I have it enabled on the GPS units that I have as it can't hurt.

Rodd
04-11-2013, 10:20 AM
WAAS is a real time correction applied to your current coordinate based on known deviations at a static point, at the same time. Most high end gps data must be post processed for these corrections to be applied to your survey data (current coordinates) I beleive satelite No# 49 and 51 are WAAS enabled satelites, and if you have those locked onto your unit, and WAAS turned on, it will correct your current position with more accuracy...

goatdancer
04-11-2013, 12:01 PM
Does it also eat up batteries?

Jagermeister
04-11-2013, 01:25 PM
Does it also eat up batteries?
No. It is just a signal like the others.

goatdancer
04-11-2013, 06:01 PM
My GPS book said that using WAAS would use more battery power than disabling it. Has nothing to do with the incoming signal, it's the processing power in the GPS

Iltasyuko
04-11-2013, 06:21 PM
My GPS book said that using WAAS would use more battery power than disabling it. Has nothing to do with the incoming signal, it's the processing power in the GPS

this is true. Turning WAAS off conserves battery power.

Amphibious
04-11-2013, 07:04 PM
We use WAAS quite a bit in the IFR world.

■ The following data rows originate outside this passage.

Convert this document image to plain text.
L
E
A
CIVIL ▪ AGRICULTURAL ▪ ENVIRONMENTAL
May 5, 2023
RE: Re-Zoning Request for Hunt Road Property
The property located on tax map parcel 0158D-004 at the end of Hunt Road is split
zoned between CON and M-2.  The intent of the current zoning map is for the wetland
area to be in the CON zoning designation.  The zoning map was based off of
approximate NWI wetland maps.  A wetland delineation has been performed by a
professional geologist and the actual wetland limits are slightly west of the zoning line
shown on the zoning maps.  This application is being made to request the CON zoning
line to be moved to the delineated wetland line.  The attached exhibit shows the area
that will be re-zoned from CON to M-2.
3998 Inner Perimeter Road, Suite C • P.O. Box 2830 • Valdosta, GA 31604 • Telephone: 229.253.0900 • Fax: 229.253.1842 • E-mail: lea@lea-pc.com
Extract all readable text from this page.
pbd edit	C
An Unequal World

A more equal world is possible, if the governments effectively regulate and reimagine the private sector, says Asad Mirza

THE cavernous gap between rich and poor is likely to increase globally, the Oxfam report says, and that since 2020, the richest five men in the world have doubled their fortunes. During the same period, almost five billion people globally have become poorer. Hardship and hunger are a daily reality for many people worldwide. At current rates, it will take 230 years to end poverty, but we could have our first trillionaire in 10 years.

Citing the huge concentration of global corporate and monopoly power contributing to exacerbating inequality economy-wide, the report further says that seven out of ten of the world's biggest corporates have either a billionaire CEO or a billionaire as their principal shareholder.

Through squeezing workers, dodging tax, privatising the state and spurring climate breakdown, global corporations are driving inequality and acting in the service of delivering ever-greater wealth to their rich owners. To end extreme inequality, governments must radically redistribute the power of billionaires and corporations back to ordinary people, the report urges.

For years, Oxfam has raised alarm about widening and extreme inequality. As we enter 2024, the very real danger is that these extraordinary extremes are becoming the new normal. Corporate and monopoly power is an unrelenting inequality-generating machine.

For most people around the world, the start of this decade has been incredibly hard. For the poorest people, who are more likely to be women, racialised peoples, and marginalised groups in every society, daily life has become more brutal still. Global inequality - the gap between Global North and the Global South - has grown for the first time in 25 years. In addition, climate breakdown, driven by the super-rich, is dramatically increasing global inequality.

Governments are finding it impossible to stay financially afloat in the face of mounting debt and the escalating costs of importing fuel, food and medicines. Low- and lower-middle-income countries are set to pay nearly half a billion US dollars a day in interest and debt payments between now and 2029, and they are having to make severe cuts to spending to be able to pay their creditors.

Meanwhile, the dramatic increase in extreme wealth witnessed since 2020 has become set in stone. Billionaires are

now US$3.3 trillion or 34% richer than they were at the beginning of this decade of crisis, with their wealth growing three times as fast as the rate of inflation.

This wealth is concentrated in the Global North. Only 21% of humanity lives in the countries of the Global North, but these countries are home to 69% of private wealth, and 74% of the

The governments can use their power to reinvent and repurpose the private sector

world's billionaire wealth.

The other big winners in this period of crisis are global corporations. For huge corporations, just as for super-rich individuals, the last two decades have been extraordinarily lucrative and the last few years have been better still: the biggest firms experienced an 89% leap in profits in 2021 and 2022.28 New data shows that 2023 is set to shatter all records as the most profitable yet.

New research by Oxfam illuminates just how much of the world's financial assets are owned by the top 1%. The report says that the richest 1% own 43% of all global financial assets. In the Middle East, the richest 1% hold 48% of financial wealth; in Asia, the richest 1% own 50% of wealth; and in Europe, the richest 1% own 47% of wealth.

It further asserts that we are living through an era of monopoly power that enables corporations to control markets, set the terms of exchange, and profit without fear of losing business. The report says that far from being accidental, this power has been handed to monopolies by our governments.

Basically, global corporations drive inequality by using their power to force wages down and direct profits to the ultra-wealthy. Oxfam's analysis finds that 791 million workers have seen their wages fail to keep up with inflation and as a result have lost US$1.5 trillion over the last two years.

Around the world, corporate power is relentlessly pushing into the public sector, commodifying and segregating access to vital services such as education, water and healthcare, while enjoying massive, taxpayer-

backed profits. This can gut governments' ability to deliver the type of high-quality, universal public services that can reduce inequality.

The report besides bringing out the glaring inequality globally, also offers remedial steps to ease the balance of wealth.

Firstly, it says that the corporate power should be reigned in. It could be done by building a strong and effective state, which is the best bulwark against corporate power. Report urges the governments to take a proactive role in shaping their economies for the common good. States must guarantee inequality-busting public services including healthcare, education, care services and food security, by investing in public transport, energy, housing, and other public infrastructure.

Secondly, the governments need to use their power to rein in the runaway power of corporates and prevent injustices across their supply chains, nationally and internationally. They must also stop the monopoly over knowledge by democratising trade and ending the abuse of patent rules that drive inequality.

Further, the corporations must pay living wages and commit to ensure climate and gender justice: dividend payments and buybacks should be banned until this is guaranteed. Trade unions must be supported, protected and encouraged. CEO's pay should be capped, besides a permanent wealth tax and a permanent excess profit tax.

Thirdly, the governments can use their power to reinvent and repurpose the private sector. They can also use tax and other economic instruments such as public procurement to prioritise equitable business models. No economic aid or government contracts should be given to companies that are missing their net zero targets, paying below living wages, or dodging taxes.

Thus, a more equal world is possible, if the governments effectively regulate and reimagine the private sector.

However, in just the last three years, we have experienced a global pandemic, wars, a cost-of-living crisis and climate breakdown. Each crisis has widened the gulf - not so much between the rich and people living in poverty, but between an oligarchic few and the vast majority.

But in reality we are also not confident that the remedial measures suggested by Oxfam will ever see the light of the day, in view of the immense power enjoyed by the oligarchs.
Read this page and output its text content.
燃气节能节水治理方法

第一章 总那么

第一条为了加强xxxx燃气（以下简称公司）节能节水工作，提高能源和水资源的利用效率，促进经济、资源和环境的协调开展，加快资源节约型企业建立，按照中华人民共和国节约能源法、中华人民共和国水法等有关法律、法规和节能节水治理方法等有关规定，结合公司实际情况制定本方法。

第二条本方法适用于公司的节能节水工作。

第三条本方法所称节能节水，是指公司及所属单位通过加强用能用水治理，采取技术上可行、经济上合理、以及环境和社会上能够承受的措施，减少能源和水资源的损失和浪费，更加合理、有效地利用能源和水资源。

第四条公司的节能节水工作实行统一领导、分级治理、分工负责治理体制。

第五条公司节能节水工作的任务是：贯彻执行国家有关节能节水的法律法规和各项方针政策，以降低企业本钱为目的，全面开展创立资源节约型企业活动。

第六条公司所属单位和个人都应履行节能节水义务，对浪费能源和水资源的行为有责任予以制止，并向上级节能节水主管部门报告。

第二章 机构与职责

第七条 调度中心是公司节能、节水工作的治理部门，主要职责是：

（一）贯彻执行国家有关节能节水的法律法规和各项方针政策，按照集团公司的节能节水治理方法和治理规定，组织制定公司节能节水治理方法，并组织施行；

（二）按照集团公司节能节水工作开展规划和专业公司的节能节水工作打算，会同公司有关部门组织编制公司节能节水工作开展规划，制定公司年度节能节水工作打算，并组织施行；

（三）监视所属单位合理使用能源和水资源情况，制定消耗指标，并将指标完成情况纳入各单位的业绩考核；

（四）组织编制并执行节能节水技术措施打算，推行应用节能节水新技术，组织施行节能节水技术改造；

I wouldn't imagine you'd need the precision in a hunting scenario, and it does eat up batts quicker in handheld GPS's.

todbartell
04-11-2013, 07:15 PM
I was told WAAS will also take longer to lock onto your position from initial start up. I have always turned it off on my Garmin

Jagermeister
04-11-2013, 11:42 PM
I run it most often in my Garmin GPSMap 60CSx. I use NiMH batteries and have not noticed any increased power degradation from them. In my book, it states, battery life up to 18 hours (typical use) It further states, ".... Extensive use of screen backlight, electronic compass, and audible tones significantly reduce battery life." There is no mention of increased battery depletion using WAAS, only the screen backlight, electrtonic compass and the tones.

Jagermeister
04-12-2013, 10:45 AM
Although it did not say that WAAS consumed more power in either of the manuals I have for my respective Garmin GPS', it bugged me a bit. So I contacted Garmin and this is what Garmin had to say, "More battery power will be consumed using WAAS/EGNOS and GPS+GLONASS, than with the Normal setting."
That's it in a nutshell, I stand corrected.